Image enhancement algorithms are in contrast to the task of segmentation, which usually generate masks for selected image regions supporting a quantitative image workflow. Inter- and intra-operator variability makes it difficult to come up with generally agreed on results. Workflows to adjust generated masks are also difficult to establish but promise adjustable workflows that can use reader feedback to improve and adjust segmentation in order to keep up with changes in image equipment, reconstruction software and edge cases that might be underrepresented in the initial training data. By focusing on image enhancements an arguable easier task our framework provides access to machine learning algorithms that support existing decision workflows.

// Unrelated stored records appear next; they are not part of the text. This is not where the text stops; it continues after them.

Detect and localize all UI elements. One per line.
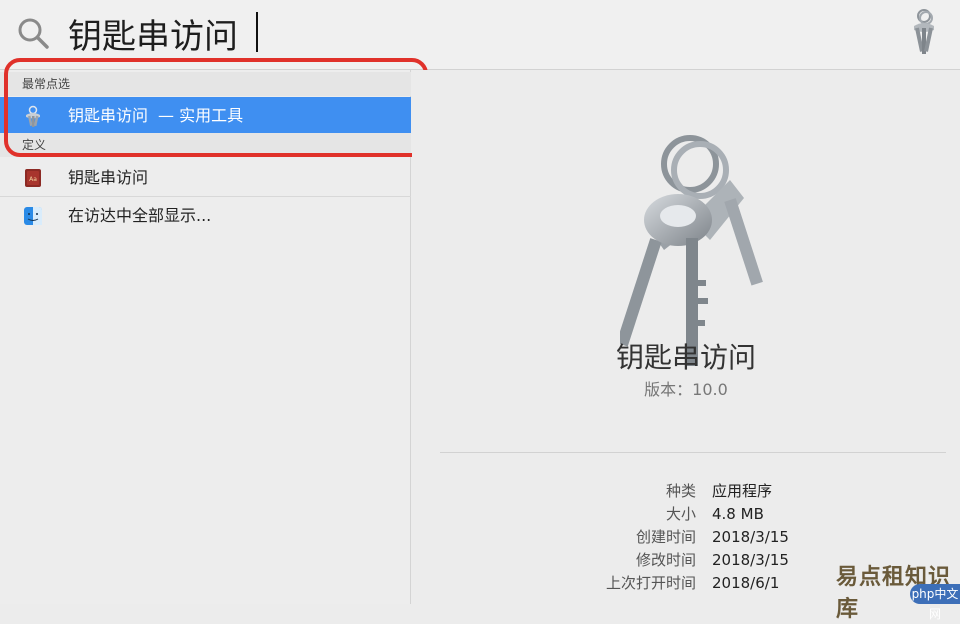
watermark-badge: php中文网	[910, 584, 960, 621]
search-input[interactable]	[68, 8, 668, 58]
finder-icon	[24, 207, 42, 225]
keychain-access-icon	[914, 9, 934, 54]
meta-value: 2018/3/15	[712, 551, 789, 569]
results-list: 最常点选 钥匙串访问 — 实用工具 定义 Aa 钥匙串访问 在访达中全部显示..…	[0, 70, 411, 604]
section-header-definition: 定义	[0, 133, 411, 157]
meta-value: 应用程序	[712, 482, 773, 500]
meta-row-kind: 种类 应用程序	[412, 480, 960, 503]
preview-divider	[440, 452, 946, 453]
watermark-badge-site: php	[911, 587, 935, 601]
keychain-access-icon	[26, 105, 40, 127]
meta-row-size: 大小 4.8 MB	[412, 503, 960, 526]
preview-title: 钥匙串访问	[615, 341, 756, 374]
result-item-label: 在访达中全部显示...	[68, 206, 212, 225]
meta-key: 修改时间	[635, 551, 696, 569]
result-item-show-all-in-finder[interactable]: 在访达中全部显示...	[0, 197, 411, 234]
meta-key: 上次打开时间	[605, 574, 696, 592]
section-header-top-hits: 最常点选	[0, 72, 411, 96]
meta-row-created: 创建时间 2018/3/15	[412, 526, 960, 549]
spotlight-search-bar	[0, 0, 960, 70]
preview-pane: 钥匙串访问 版本：10.0 种类 应用程序 大小 4.8 MB 创建时间 201…	[412, 70, 960, 604]
meta-key: 创建时间	[635, 528, 696, 546]
keychain-access-icon	[620, 135, 763, 366]
preview-version: 版本：10.0	[644, 380, 728, 399]
result-item-sublabel: — 实用工具	[158, 106, 244, 125]
result-item-keychain-access-definition[interactable]: Aa 钥匙串访问	[0, 159, 411, 196]
result-item-label: 钥匙串访问	[68, 106, 149, 125]
result-item-label: 钥匙串访问	[68, 168, 149, 187]
meta-value: 4.8 MB	[712, 505, 764, 523]
search-icon	[18, 18, 49, 49]
dictionary-icon: Aa	[25, 169, 41, 187]
text-caret	[256, 12, 258, 52]
result-item-keychain-access-top-hit[interactable]: 钥匙串访问 — 实用工具	[0, 97, 411, 134]
meta-value: 2018/3/15	[712, 528, 789, 546]
meta-key: 种类	[665, 482, 696, 500]
meta-value: 2018/6/1	[712, 574, 780, 592]
meta-key: 大小	[665, 505, 696, 523]
svg-text:Aa: Aa	[29, 176, 37, 183]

The approach of generating what-if training data for supervised learning is very efficient in terms of its automated generation of high quality, well controlled training data from a few volumetric CT images using pose adjustments. Our approach generalizes to other organs in the body. Also a variety of regional enhancement strategies can be used making it easy to adjust the approach to individual workflow steps. As an example workflow steps focused on a specific organ in the field of view can use any of the published or commercially available segmentation algorithms to create masks suitable for the adjustment of contrast properties by organ. The combination of segmentation algorithms, physics based rendering and deep learning allow for what-if images previously impossible, like patients without bones. Replacing components of this workflow with alternatives we can hope that our pipeline allows to design new applications that deliver images suitable for a larger number of clinical workflows. The integration of our images into medical viewing stations allows for the effective and transparent evaluation of the component segmentation and machine learning algorithms.